Pertanto, il green deal dovrà essere ripensato, con investimenti tecnologicamente innovativi e intelligenti in grado di garantire la sostenibilità ambientale, economica e sociale. Ma c’è un altro punto fondamentale da considerare ai fini della competitività delle imprese e del benessere sociale: la creazione di un mercato unico dell’energia che aiuti a ridurre i prezzi e le differenze di costo energetico tra i vari Stati membri, con particolare riguardo per il disaccoppiamento tra il prezzo del gas e quello elettrico (soprattutto in Italia). In terzo luogo, è fondamentale realizzare una politica fiscale comune finalizzata non solo a creare un debito comune capace di finanziare i beni pubblici europei, ma anche a rafforzare l’unità europea. L’Italia dovrà, nel suo piccolo, intervenire sulla riduzione del carico fiscale (imposte e oneri sociali) delle imprese, che è largamente superiore a quello medio Ue (il 59 per cento contro il 40 per cento), e semplificare la burocrazia amministrativa. Due macigni che frenano la crescita del tessuto imprenditoriale italiano (e di conseguenza l’occupazione) e gli investimenti dall’estero. Infine, è necessario investire nelle competenze tecnico professionali. In particolare, le aziende italiane non riescono a reperire personale più specializzato e qualificato, non solo per il settore manifatturiero, ma anche per quello digitale, da tempo in forte diffusione.
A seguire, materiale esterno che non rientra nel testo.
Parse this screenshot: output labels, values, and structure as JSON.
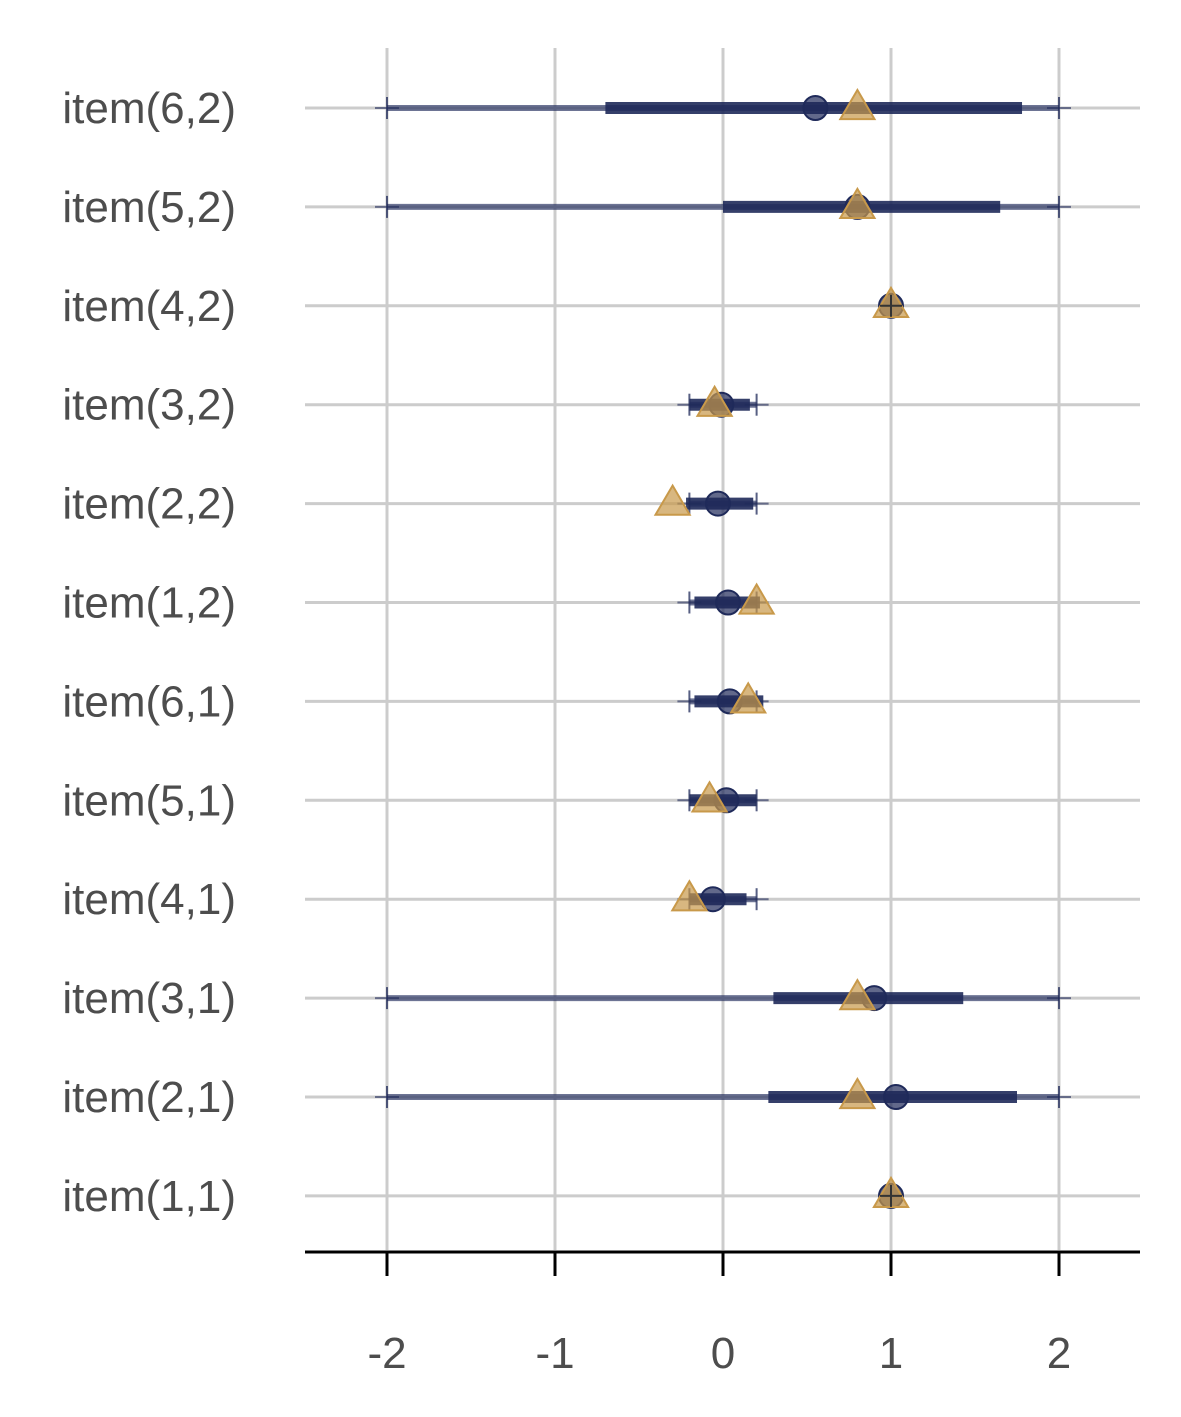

Negli ultimi 20 anni, si sono persi due milioni di occupati under 35. Per sopperire a queste difficoltà, una rete sempre più collegata tra scuole e imprese, attraverso il potenziamento delle scuole professionali e degli istituti tecnologici superiori, sarà cruciale per lo sviluppo economico e sociale del territorio e per affrontare al meglio le grandi sfide globali, provando a tenere il passo con l’innovatività e la dinamicità di player mondiali, come gli Stati Uniti e la Cina.